Мистицизм вообще — это устремление человеческого ума на ту таинственную связь, которая якобы существует между божеством и человеком. В своем крайнем выражении он отрицает всякие права за разумом в познании важнейших вещей и передает эти права вере, непосредственному общению с чем то высшим, лежащим за пределом конкретной человеческой действительности. Вера противополагается знанию. Общественная жизнь отходит на второй план, а на первом плане, заслоняя все остальное, встают вопросы личного усовершенствования. Мистицизм тесно связан с религией, это — форма так называемого религиозного чувства. И если мистицизм сочетается с атеизмом или вообще с рационалистическим подходом к охватываемым религиею вопросам, он приводит к вопиющим противоречиям не только логическим, но и практическим. Это — круглый квадрат или деревянное железо.
Любовь к богу, о которой много говорит Спиноза в своей «Этике». это — интеллектуальная, т.-е. нечувственная любовь. Она самое сильное из всех человеческих чувствований, самое совершенное из них, и стремление к высшему совершенству духа в любви к богу должно быть наивысшей целью человека. Человеческий дух не совершенно разрушается вместе с телом, нечто в нем есть вечное, связанное с любовью к богу, так что чем более дух наполнен этой любовью, тем более в нем бессмертного. Спиноза говорит и о любви бога к людям, говорит о благочестии и т. д. Счастьем, к которому мы должны стремиться, он называет духовное удовлетворение, сопровождающее добродетель, т.-е. самую добродетель. Это не награда и результат, а именно добродетель, обуздывание страстей.
Этот мистицизм — неотъемлемая часть миросозрцания самого Спинозы. Если мы вздумаем очищать от него его теорию, мы уйдем от Спинозы, каким он был. А был он, несомненно, не атеистом, а своеобразным деистом и мистиком. Можно называть его и пантеистом, не необходимо помнить при этом, что в пантеизме Спинозы сохранялись религиозные элементы. Знаменитый немецкий богослов Шлейермахер в своих «Речах о религии» не даром говорит, что Спинозу не только нельзя называть атеистом и нечестивцем, но он должен быть отнесен к лицу святых! Он был действительно пьян своим богом, как говорил другой немец, на этот раз поэт, Новалис.
В истории атеизма, таким образом, место «атеиста» Спинозы не должно преувеличиваться.
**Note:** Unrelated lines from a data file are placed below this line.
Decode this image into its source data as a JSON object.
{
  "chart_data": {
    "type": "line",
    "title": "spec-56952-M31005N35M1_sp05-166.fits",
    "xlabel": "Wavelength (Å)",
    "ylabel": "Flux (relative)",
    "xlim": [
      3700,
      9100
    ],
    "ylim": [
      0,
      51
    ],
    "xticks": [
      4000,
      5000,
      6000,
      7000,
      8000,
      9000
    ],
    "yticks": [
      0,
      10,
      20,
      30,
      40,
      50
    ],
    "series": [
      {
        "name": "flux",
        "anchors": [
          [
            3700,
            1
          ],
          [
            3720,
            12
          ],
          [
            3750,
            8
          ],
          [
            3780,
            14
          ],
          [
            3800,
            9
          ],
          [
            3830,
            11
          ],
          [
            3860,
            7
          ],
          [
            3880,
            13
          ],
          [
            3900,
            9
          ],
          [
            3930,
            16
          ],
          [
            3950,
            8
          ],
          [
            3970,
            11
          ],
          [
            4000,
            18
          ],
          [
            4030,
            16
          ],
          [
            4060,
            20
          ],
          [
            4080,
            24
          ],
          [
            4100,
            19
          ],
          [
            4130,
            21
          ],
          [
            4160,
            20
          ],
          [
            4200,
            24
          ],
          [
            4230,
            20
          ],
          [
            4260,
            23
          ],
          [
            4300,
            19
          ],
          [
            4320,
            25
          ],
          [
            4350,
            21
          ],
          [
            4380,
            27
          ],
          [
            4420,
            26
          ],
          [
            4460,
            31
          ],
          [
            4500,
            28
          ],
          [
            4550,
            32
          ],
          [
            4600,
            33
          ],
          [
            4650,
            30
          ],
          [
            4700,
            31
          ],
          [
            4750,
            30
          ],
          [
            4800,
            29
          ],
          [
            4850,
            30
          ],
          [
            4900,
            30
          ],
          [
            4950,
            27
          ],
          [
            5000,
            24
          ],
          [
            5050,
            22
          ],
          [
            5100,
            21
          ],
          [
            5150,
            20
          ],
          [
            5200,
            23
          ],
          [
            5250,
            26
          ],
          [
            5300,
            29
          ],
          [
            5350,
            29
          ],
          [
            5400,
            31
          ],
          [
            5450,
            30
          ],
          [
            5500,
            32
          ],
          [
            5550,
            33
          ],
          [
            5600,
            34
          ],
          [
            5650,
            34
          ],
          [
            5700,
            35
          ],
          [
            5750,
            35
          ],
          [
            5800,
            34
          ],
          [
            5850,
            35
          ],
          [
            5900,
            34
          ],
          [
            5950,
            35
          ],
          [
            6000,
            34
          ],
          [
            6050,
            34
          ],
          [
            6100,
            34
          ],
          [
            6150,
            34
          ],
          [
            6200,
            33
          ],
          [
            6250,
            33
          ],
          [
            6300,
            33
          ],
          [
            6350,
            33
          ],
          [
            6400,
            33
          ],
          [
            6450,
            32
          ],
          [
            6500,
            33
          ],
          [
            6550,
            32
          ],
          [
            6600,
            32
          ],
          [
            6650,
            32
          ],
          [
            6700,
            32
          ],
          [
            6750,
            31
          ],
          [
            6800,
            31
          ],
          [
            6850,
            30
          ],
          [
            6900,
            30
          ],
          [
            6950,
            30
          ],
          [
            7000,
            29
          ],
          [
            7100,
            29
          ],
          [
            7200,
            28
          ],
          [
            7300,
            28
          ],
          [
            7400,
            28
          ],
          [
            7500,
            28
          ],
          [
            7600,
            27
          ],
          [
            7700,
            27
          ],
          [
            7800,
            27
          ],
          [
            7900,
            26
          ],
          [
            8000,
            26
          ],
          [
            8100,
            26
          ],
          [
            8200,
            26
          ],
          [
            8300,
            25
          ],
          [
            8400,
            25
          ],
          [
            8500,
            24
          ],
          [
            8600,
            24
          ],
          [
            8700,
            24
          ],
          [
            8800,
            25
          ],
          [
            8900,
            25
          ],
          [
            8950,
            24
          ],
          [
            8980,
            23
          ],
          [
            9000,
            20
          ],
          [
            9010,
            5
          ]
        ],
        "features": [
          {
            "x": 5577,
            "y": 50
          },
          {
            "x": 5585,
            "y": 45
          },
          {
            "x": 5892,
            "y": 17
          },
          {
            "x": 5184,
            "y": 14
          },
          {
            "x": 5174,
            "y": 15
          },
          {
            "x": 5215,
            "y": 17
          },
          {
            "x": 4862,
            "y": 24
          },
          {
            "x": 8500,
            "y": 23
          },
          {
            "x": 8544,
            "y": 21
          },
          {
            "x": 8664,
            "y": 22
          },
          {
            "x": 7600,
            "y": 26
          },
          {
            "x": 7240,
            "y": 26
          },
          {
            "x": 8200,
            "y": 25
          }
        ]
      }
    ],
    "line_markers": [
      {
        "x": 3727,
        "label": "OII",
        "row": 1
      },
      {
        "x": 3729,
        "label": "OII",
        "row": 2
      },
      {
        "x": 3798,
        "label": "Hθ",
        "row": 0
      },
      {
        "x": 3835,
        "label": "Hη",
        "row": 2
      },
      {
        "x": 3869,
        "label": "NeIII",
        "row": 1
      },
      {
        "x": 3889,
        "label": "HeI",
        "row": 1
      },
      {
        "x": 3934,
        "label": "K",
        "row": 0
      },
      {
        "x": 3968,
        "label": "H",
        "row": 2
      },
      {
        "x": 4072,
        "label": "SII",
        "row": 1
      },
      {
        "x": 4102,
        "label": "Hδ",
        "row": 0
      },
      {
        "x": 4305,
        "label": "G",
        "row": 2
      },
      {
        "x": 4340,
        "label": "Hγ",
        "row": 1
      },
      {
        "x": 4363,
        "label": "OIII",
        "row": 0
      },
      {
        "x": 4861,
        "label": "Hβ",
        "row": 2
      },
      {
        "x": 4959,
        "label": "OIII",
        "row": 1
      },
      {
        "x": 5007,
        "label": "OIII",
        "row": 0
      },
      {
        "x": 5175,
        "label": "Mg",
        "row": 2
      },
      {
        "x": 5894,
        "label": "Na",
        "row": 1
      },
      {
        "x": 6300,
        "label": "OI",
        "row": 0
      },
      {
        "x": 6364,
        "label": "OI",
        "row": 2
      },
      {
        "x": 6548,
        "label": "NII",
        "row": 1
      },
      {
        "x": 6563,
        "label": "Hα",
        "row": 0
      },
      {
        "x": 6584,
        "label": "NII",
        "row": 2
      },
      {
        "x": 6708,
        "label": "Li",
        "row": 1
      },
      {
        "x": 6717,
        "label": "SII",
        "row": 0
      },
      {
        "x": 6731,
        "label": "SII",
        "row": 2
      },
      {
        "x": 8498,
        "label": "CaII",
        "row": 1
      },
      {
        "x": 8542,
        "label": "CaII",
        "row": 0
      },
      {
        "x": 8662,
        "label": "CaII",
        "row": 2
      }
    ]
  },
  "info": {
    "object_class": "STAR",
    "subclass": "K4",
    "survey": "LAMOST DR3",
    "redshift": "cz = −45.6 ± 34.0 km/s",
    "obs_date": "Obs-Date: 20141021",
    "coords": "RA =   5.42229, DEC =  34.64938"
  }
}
Как просветитель, он восставал против всех распространенных суеверий и предрассудков в области религиозного мышления. «Вера, — говорил он, например, — в настоящее время есть только предрассудки и легковерие. И какие предрассудки, великий боже! Предрассудки, которые превращают людей из разумных существ в животных, отнимая у них свободное пользование их суждением, делая для них невозможным отличение истинного от ложного, и предрассудки, которые как-будто нарочно были созданы для того, чтобы потушить, чтобы заглушить пламя человеческого разума. Благочестие, религия обратились в груду нелепых таинств, и те, кто всего более презирает разум, кто отвергает, отталкивает человеческий рассудок, как испорченный в своей основе, эти самые люди — удивительная вещь! — оказываются теми, кого считают просветленными божественным сиянием».
Такие же передовые взгляды высказывает Спиноза и в вопросах политических. Его «Богословско-политический трактат» был одной из книг, оказавших могущественное влияние на умы образованного общества всей Европы конца XVII и начала XVIII столетий.